When grown as a hedge, it can be trimmed to keep it dense and bushy and to make the bush live longer. If it’s allowed to grow without trimming it tends to grow too quickly and die out in a warm climate like ours. So in some ways the easiest way to be rid of gorse is to leave it alone, though this obviously doesn’t work in pasture.
When we lived in Lower Hutt the council would organise a controlled burnoff to get rid of the gorse on the eastern hills. Annual fireworks also had the same effect.
Anyway this was really fortunate for the gorse as the tired old plants were probably close to fading away, and then the fire stimulated millions of seed lying in the ground to germinate.
Gorse, like many legumes, has a hard seedcoat that needs to be worn down in some way before it can imbibe water and grow. Time wears the seedcoat down but fire is much quicker and so just a few weeks after the fire the ground is a mass of seedling gorse no thicker than the hairs on a dog’s back.
The seeds can live in the ground for 70 years or more, so you will never get rid of gorse in your lifetime.
Eventually it dawned on the authorities in Lower Hutt that the gorse should be left to die out naturally and then the native plants would establish and eventually dominate.
It was interesting to watch how, over a period of years, the native shrubs emerged through the gorse in the bottoms of the valleys and gullies, and then gradually worked their way up the slope every year until eventually the hillside was all natives. Actually gorse is a terrific pioneer or nurse plant for more long-lived woody plants like our native trees. A thicket of gorse binds the soil and prevents erosion from heavy rain.
Gorse like any pioneer plant needs maximum sunlight and as it thins out, other seedlings are able to grow in among it in the patches of light.
The gorse protects them from wind and too much sun until they get firmly established and as they grow higher they gradually shade out and kill the gorse.

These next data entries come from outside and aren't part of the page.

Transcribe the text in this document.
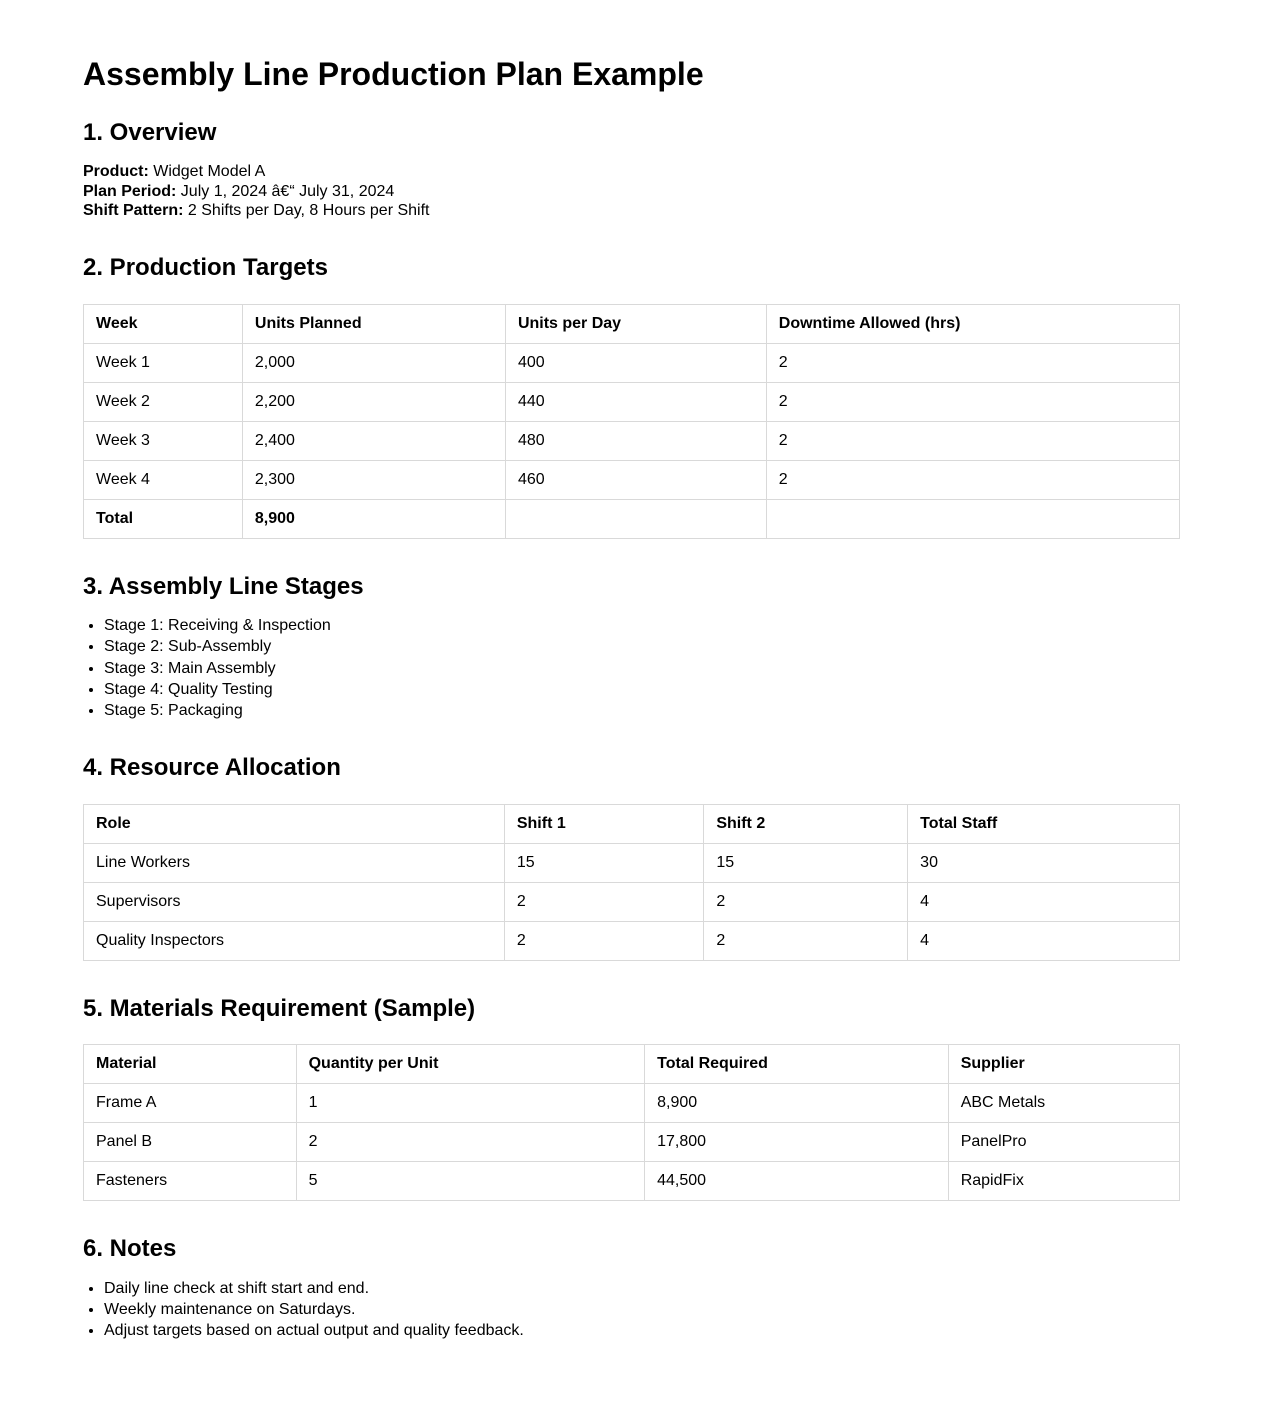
Assembly Line Production Plan Example
1. Overview

Product: Widget Model A
Plan Period: July 1, 2024 â€“ July 31, 2024
Shift Pattern: 2 Shifts per Day, 8 Hours per Shift

2. Production Targets
Week	Units Planned	Units per Day	Downtime Allowed (hrs)
Week 1	2,000	400	2
Week 2	2,200	440	2
Week 3	2,400	480	2
Week 4	2,300	460	2
Total	8,900		
3. Assembly Line Stages
• Stage 1: Receiving & Inspection
• Stage 2: Sub-Assembly
• Stage 3: Main Assembly
• Stage 4: Quality Testing
• Stage 5: Packaging
4. Resource Allocation
Role	Shift 1	Shift 2	Total Staff
Line Workers	15	15	30
Supervisors	2	2	4
Quality Inspectors	2	2	4
5. Materials Requirement (Sample)
Material	Quantity per Unit	Total Required	Supplier
Frame A	1	8,900	ABC Metals
Panel B	2	17,800	PanelPro
Fasteners	5	44,500	RapidFix
6. Notes
• Daily line check at shift start and end.
• Weekly maintenance on Saturdays.
• Adjust targets based on actual output and quality feedback.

When gorse dies it leaves a brilliant mulch of dead wood and needles that is a perfect seed bed for other plants. It’s friable and so loose you can dig it with your hands.
Gorse also helps the land in other important ways. Being a legume it captures nitrogen from the atmosphere and turns it into a form of nitrogen other plants can use in the soil. The ground is full of nutrients after a crop of gorse.
They also improve the soil in physical ways by having such deep penetrating roots. If ever you have occasion to pull up a gorse plant you’ll be amazed at just how long the main tap root is.
The deep holes left by the dead roots improve the drainage of solid clay soils. These amazingly long roots are the reason the plant can grow on a dust dry clay bank, because they quickly search out any source of moisture.
The leading root is usually as long as the top green portion of the plant, so they quickly grow to a stage where you can’t pull them out.
Thinking about their long tap roots; several years ago I visited the famous Eden Gardens Project in Cornwall where gorse is native to the region and cherished by the locals.
If you’ve been there you know the garden is down in a crater and you have to park way up on the hillside and then walk down the road. I’m wandering along and spotted a gorse seedling, and naturally bent down and pulled it out. It’s just force of habit at home. Then a few paces on I spotted another and yanked it out, then another and another, and finally it dawned on me they were planted! Whoops.
Cooler regions like England where you see gorse covering large tracts of waste moorland it’s still treasured for the natural part of the environment that it is and it’s even planted for show and sold in garden centres. And generally it grows to more modest proportions, around waist high rather than way above your head.
Whether you like gorse here in New Zealand depends on whether you’re a farmer or a conservationist. From a farming perspective, it’s an awful weed and should be eliminated. But in the conservation estate it does have its uses.